Just in case you missed this, Alabama and Florida have petitioned the United States Supreme Court to review a ruling by an appellate court that will allow Georgia-that is mostly metro-Atlanta-to take water from Lake Lanier.
The appellate court ruling overturned the 2009 decision of U.S. District Court Judge Paul Magnuson, who said the city had no rights to the water in the lake as that was not part of the original intent of its construction and ordered the three states to get together and work out an amicable water sharing agreement by this summer.
An amicable agreement between Georgia, Alabama and Florida? On anything? That must have been a day when the judge had a five martini lunch.
The last time these three states agreed on anything was when they all decided to secede from the Union, and we know how well that turned out.
It's even hard to get two of them to agree on anything.
The only thing Georgia and Florida agree on is to hold a football game in Jacksonville every year and this has no effect on the water problem because during that weekend no one in Jacksonville is drinking water.
The folks in Alabama and Georgia will agree on their dislike for Steve Spurrier but that's about it, although you can throw Urban Meyer in there as well.
Alabama and Florida might agree that the beaches on the Gulf of Mexico are the best around, although they will differ on who actually owns the panhandle. While it is officially part of the State of Florida, most generally consider it just the lowest part of Alabama.
Also in this water fight, although not as loudly, are Georgia communities downstream from Atlanta who believe they have just as much right to this important resource for their own economic development and well-being as does the metro area. The natural distrust, and in some cases demented dislike, of Atlanta by some other parts of the state is not something to be ignored.
Water wars have gone on for many years but mostly in western states where water has long been a premium as well as a source of irritation and irrigation.
If the State of Colorado had bottled up the Colorado River there would be no Southern California, so we know who to blame as well as being able to see how important water is in the long term.

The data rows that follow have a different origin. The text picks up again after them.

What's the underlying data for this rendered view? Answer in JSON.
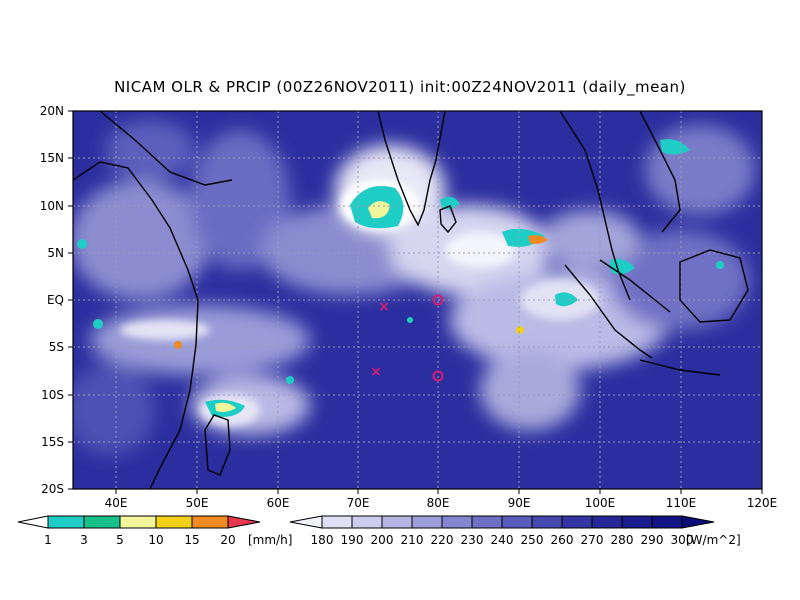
{
  "title": "NICAM OLR & PRCIP (00Z26NOV2011) init:00Z24NOV2011 (daily_mean)",
  "map": {
    "lon_range": [
      35,
      120
    ],
    "lat_range": [
      -20,
      20
    ],
    "lat_labels": [
      "20N",
      "15N",
      "10N",
      "5N",
      "EQ",
      "5S",
      "10S",
      "15S",
      "20S"
    ],
    "lon_labels": [
      "40E",
      "50E",
      "60E",
      "70E",
      "80E",
      "90E",
      "100E",
      "110E",
      "120E"
    ],
    "gridlines": "dotted",
    "markers": [
      {
        "symbol": "x",
        "lon": 73.3,
        "lat": -0.5,
        "color": "#d81b74"
      },
      {
        "symbol": "x",
        "lon": 72.5,
        "lat": -7.3,
        "color": "#d81b74"
      },
      {
        "symbol": "o",
        "lon": 80,
        "lat": 0,
        "color": "#d81b74"
      },
      {
        "symbol": "o",
        "lon": 80,
        "lat": -8,
        "color": "#d81b74"
      }
    ]
  },
  "precip_colorbar": {
    "labels": [
      "1",
      "3",
      "5",
      "10",
      "15",
      "20"
    ],
    "unit": "[mm/h]",
    "colors": [
      "#1ecdc6",
      "#18c08a",
      "#f2f59a",
      "#f2d018",
      "#f08a22",
      "#e8364f"
    ]
  },
  "olr_colorbar": {
    "labels": [
      "180",
      "190",
      "200",
      "210",
      "220",
      "230",
      "240",
      "250",
      "260",
      "270",
      "280",
      "290",
      "300"
    ],
    "unit": "[W/m^2]",
    "colors": [
      "#f2f2fb",
      "#e0e0f4",
      "#ccccec",
      "#b4b5e2",
      "#9c9ed8",
      "#8587ce",
      "#6e70c4",
      "#595cba",
      "#4649ae",
      "#3436a3",
      "#262897",
      "#1b1c8d",
      "#121483",
      "#0c0d78"
    ]
  }
}
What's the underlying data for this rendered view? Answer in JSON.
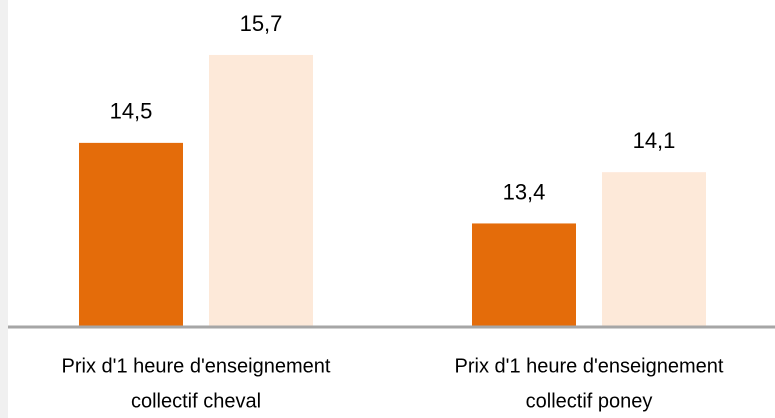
{
  "chart_data": {
    "type": "bar",
    "categories": [
      [
        "Prix d'1 heure d'enseignement",
        "collectif cheval"
      ],
      [
        "Prix d'1 heure d'enseignement",
        "collectif poney"
      ]
    ],
    "series": [
      {
        "color": "#e46c0a",
        "values": [
          14.5,
          13.4
        ],
        "value_labels": [
          "14,5",
          "13,4"
        ]
      },
      {
        "color": "#fde9d9",
        "values": [
          15.7,
          14.1
        ],
        "value_labels": [
          "15,7",
          "14,1"
        ]
      }
    ],
    "ylim": [
      12,
      16
    ]
  }
}
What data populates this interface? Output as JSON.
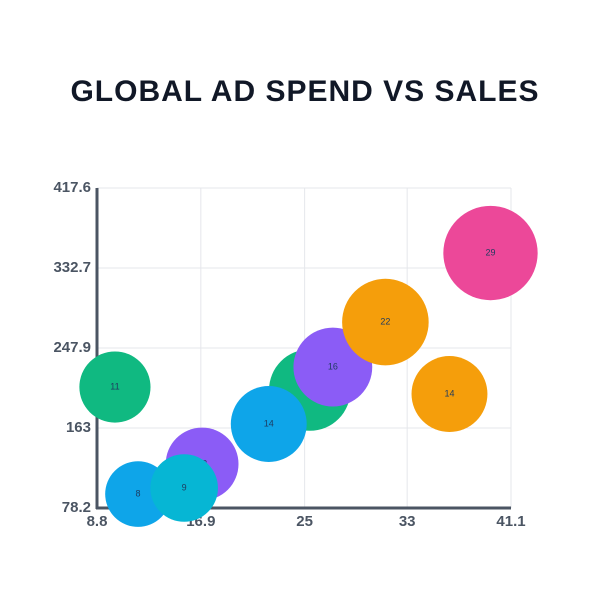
{
  "chart_data": {
    "type": "bubble",
    "title": "GLOBAL AD SPEND VS SALES",
    "x": [
      10.2,
      25.4,
      12.0,
      22.2,
      17.0,
      27.2,
      15.6,
      31.3,
      36.3,
      39.5
    ],
    "values": [
      206.5,
      203.3,
      93.0,
      167.3,
      124.9,
      227.7,
      99.4,
      275.4,
      199.1,
      348.6
    ],
    "sizes": [
      11,
      18,
      8,
      14,
      12,
      16,
      9,
      22,
      14,
      29
    ],
    "colors": [
      "#10b981",
      "#10b981",
      "#0ea5e9",
      "#0ea5e9",
      "#8b5cf6",
      "#8b5cf6",
      "#06b6d4",
      "#f59e0b",
      "#f59e0b",
      "#ec4899"
    ],
    "xlim": [
      8.8,
      41.1
    ],
    "xticks": [
      8.8,
      16.9,
      25,
      33,
      41.1
    ],
    "ylim": [
      78.2,
      417.6
    ],
    "yticks": [
      78.2,
      163,
      247.9,
      332.7,
      417.6
    ],
    "grid": true
  }
}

There is no guarantee the Supreme Court will hear the case and despite all the harping by lawyers and politicians on all sides about the correctness of their various positions there are never any guarantees who will win when things get in court.
Technicalities and legal entanglements abound in such complex cases as this one and it may be the High Court simply decides to-dare I say it-wash its hands of the whole business and return the fight to a lower court with instructions for the conflicting states to find a way to hammer out a deal.
This may very well put everyone back in the same posture they are in now and allow the issue to drift along like a drunken college student on a raft in the Chattahoochee.
Should the High Court hear the case it may be worth nothing that, given the age of some of the justices, they no doubt have first-hand knowledge about water retention, or lack thereof.
But this is serious business with far reaching repercussions and, frankly, should not be an issue decided in Washington by those dressed in long black robes.
The three states should be able to play together like grownups and find a solution to this problem.
The best ruling the Supreme Court could make is to require all the parties involved to be locked in a room and not allowed any water until they reached a decision. Better yet, give them all the water they want but no access to a bathroom.
That should solve the problem in a couple of hours.